Observations Relating to the Post-Transformation Straining of Nitinol Wires

The design of next generation stent-grafts is directed towards a very low-profile. Such devices are capable of treating narrow access vessels and tortuous anatomies while inducing less trauma to patients. Therefore, Nitinol stents are required to undergo greater deformations during manufacture without compromising the performance and durability of the device. The present work seeks to produce useful recommendations associated with the design of modern cardiovascular devices. The uniaxial high-strain deformation of superelastic Nitinol wires is examined to investigate the effect of compaction and sterilization on their properties. Two specimen types manufactured by Fort Wayne Metals are used, namely NiTi#1-SE and USN®. The former is a commonly used medical grade wire whereas the latter is recommended for applications that require greater stiffness in the modulus region upon loading.
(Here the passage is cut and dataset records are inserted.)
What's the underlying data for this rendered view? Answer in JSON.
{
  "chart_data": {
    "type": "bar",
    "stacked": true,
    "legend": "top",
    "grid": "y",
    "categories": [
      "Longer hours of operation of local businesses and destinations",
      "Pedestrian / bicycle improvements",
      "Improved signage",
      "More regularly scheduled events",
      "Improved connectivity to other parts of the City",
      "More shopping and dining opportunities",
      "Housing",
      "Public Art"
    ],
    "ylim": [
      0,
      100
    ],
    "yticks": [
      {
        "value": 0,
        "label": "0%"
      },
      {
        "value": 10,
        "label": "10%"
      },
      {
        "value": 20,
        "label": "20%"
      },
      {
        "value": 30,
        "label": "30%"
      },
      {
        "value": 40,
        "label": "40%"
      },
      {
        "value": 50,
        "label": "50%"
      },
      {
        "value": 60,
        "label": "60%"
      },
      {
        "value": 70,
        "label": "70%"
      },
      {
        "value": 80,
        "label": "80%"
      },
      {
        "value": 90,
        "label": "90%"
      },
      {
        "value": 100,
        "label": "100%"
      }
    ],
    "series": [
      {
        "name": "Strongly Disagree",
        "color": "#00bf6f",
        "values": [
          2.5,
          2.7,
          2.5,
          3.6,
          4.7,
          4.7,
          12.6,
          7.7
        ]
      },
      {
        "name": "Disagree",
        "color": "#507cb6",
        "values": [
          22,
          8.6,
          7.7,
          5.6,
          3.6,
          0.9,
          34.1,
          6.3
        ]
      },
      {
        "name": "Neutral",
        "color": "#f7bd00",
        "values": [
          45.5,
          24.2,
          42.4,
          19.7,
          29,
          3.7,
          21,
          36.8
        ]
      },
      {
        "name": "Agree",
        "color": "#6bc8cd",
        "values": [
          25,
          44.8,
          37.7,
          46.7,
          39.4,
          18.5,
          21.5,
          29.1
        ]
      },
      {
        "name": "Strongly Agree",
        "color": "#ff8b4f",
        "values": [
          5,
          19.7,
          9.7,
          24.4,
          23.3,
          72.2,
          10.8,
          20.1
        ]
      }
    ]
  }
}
Specimens are subjected to three load-unload cycles up to 12% strain with increasing 0.5% strain increments. Loading to failure is conducted at temperatures up to 55°C. Results show that compaction beyond 10% strain is expected to have a significant impact on the stiffness and unload plateau stress of the material, especially if more than one loading cycles are applied. USN® specimens exhibit greater stiffness and unload plateau stresses during high-strain cycling. However, this material also experiences greater residual strains during unloading. Temperature sensitivity is not seen within the post-transformation region of Nitinol wires.